What methodological approaches are most effective for studying the role of Recombinant Enterobacteria phage I2-2 Gene 1 protein in phage replication?

For comprehensive studies of I2-2 Gene 1 protein's role in phage replication:

• In vitro reconstitution systems: Establish minimal replication systems containing purified bacterial replication proteins and Recombinant I2-2 Gene 1 protein to dissect functional mechanisms under controlled conditions.

• Site-directed mutagenesis: Create strategic mutations in functional domains to correlate structure with function and identify critical residues for DNA binding, ATP hydrolysis, or host protein interactions.

• Real-time replication assays: Develop fluorescence-based assays to monitor DNA synthesis in real-time, allowing kinetic analysis of the initiation and elongation phases of replication.

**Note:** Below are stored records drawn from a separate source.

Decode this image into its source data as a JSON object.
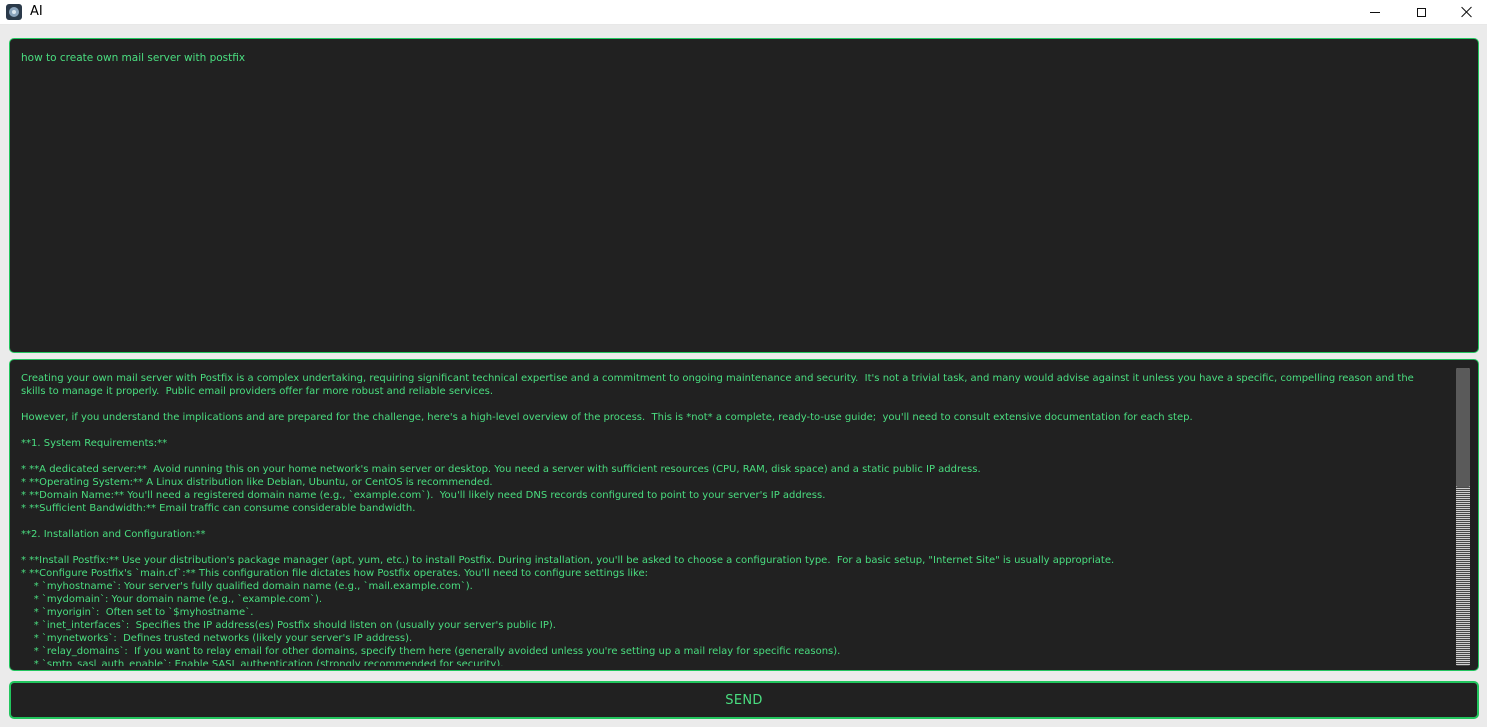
{
  "window": {
    "title": "AI",
    "icon": "app-logo-icon",
    "controls": [
      "minimize-icon",
      "maximize-icon",
      "close-icon"
    ]
  },
  "prompt": {
    "value": "how to create own mail server with postfix"
  },
  "response": {
    "lines": [
      "Creating your own mail server with Postfix is a complex undertaking, requiring significant technical expertise and a commitment to ongoing maintenance and security.  It's not a trivial task, and many would advise against it unless you have a specific, compelling reason and the",
      "skills to manage it properly.  Public email providers offer far more robust and reliable services.",
      "",
      "However, if you understand the implications and are prepared for the challenge, here's a high-level overview of the process.  This is *not* a complete, ready-to-use guide;  you'll need to consult extensive documentation for each step.",
      "",
      "**1. System Requirements:**",
      "",
      "* **A dedicated server:**  Avoid running this on your home network's main server or desktop. You need a server with sufficient resources (CPU, RAM, disk space) and a static public IP address.",
      "* **Operating System:** A Linux distribution like Debian, Ubuntu, or CentOS is recommended.",
      "* **Domain Name:** You'll need a registered domain name (e.g., `example.com`).  You'll likely need DNS records configured to point to your server's IP address.",
      "* **Sufficient Bandwidth:** Email traffic can consume considerable bandwidth.",
      "",
      "**2. Installation and Configuration:**",
      "",
      "* **Install Postfix:** Use your distribution's package manager (apt, yum, etc.) to install Postfix. During installation, you'll be asked to choose a configuration type.  For a basic setup, \"Internet Site\" is usually appropriate.",
      "* **Configure Postfix's `main.cf`:** This configuration file dictates how Postfix operates. You'll need to configure settings like:",
      "    * `myhostname`: Your server's fully qualified domain name (e.g., `mail.example.com`).",
      "    * `mydomain`: Your domain name (e.g., `example.com`).",
      "    * `myorigin`:  Often set to `$myhostname`.",
      "    * `inet_interfaces`:  Specifies the IP address(es) Postfix should listen on (usually your server's public IP).",
      "    * `mynetworks`:  Defines trusted networks (likely your server's IP address).",
      "    * `relay_domains`:  If you want to relay email for other domains, specify them here (generally avoided unless you're setting up a mail relay for specific reasons).",
      "    * `smtp_sasl_auth_enable`: Enable SASL authentication (strongly recommended for security)."
    ]
  },
  "scroll": {
    "position_fraction": 0.0,
    "visible_fraction": 0.4
  },
  "send_button": {
    "label": "SEND"
  },
  "colors": {
    "accent": "#22c55e",
    "text": "#4ade80",
    "panel": "#212121",
    "background": "#ebebeb"
  }
}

• Cryo-EM analysis: Visualize complexes of I2-2 Gene 1 protein with DNA and host factors to determine structural arrangements during the replication process.

• In vivo complementation studies: Express the recombinant protein in phage-infected bacteria where the endogenous gene has been inactivated to assess functional replacement capabilities.

• Comparative biochemistry: Perform side-by-side functional assays with Gene 1 proteins from multiple phages (I2-2, IKe, M13) under identical conditions to pinpoint functional differences.

What are the key considerations when using Recombinant Enterobacteria phage I2-2 Gene 1 protein as a model system for studying viral-host interactions?

When using Recombinant Enterobacteria phage I2-2 Gene 1 protein as a model system:

• Host factor variability: Consider how differences between bacterial strains (e.g., E. coli variants) may affect protein-protein interactions and experimental outcomes. The same recombinant protein may behave differently when interacting with host factors from different bacterial strains.

• Physiological relevance: Ensure experimental conditions (pH, salt concentration, temperature) reflect the physiological environment of bacterial infection to obtain biologically relevant results.

• Concentration effects: The stoichiometry between I2-2 Gene 1 protein and host factors is crucial; non-physiological protein concentrations may lead to artifacts in interaction studies.

• Post-translational modifications: Evaluate whether relevant post-translational modifications present in natural infections are reproduced in recombinant systems, as these may influence function.

• Structural considerations: The 365-amino acid length of the I2-2 Gene 1 protein provides structural features that may influence its interaction with host machinery differently than other phage proteins .

• Evolutionary context: Interpret results within the evolutionary relationship between I2-2 and other Enterobacteria phages, acknowledging that mechanisms may be phage-specific rather than universal.